Linux: Changing Hostname on a Linux Server.

Changing Hostname On a Linux Server.
April 30, 2019.

The manual method:
This method will work on nearly any Linux distribution.

Before we get into this method, do note it will require you to reboot the server. Otherwise, the new hostname will not go into effect and you could wind up with some random issues—depending upon what your server is used for.

Open up a terminal window. We can find out what our current hostname is by issuing the command hostname in Linux.

[test@testdb]#hostname
#testdb.dept118.local
[test@testdb]#


To modify the hostname, we need to modify two files.
vi /etc/hostname.
In this file you will see a single line that contains your system hostname. Edit that line to reflect the new hostname. Once you’ve done that, save and close the file.

Now we modify /etc/hosts file.
vi /etc/hosts
In this file, you’ll want to change any instance of the old hostname to reflect the new hostname. There should only be one entry/line to change.

Save the file.
Exit.
Reboot.

Once it is up, the new hostname should take effect. Open a terminal window. Issue hostname command. You will see the new name within the prompt.

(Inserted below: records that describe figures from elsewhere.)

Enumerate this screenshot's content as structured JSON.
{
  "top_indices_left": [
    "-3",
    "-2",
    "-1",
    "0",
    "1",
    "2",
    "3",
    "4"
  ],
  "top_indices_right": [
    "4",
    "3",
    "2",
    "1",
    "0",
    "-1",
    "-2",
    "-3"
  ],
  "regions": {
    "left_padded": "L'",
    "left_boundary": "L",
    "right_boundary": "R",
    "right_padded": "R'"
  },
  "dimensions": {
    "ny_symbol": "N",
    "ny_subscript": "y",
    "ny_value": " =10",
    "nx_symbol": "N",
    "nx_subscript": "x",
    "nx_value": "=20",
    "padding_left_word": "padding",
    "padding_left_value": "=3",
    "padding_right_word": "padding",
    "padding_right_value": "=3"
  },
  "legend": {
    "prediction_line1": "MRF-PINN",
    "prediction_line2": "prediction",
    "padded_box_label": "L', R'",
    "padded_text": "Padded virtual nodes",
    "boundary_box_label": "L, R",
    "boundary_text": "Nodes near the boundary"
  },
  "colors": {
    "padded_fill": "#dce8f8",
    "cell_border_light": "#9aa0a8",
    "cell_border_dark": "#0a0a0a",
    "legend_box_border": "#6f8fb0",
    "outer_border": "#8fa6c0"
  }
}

Notes on VM Linux node existing within a windows infrastructure.
When we change the hosts file and the hostname above, the DNS entries local to the Linux VM node will change to the new name, BUT, if we are connecting to this from a Windows system, say, a remote putty session or any other remote session connect, then the DNS entries within the Windows domain need to be changed to point at at the new hostname.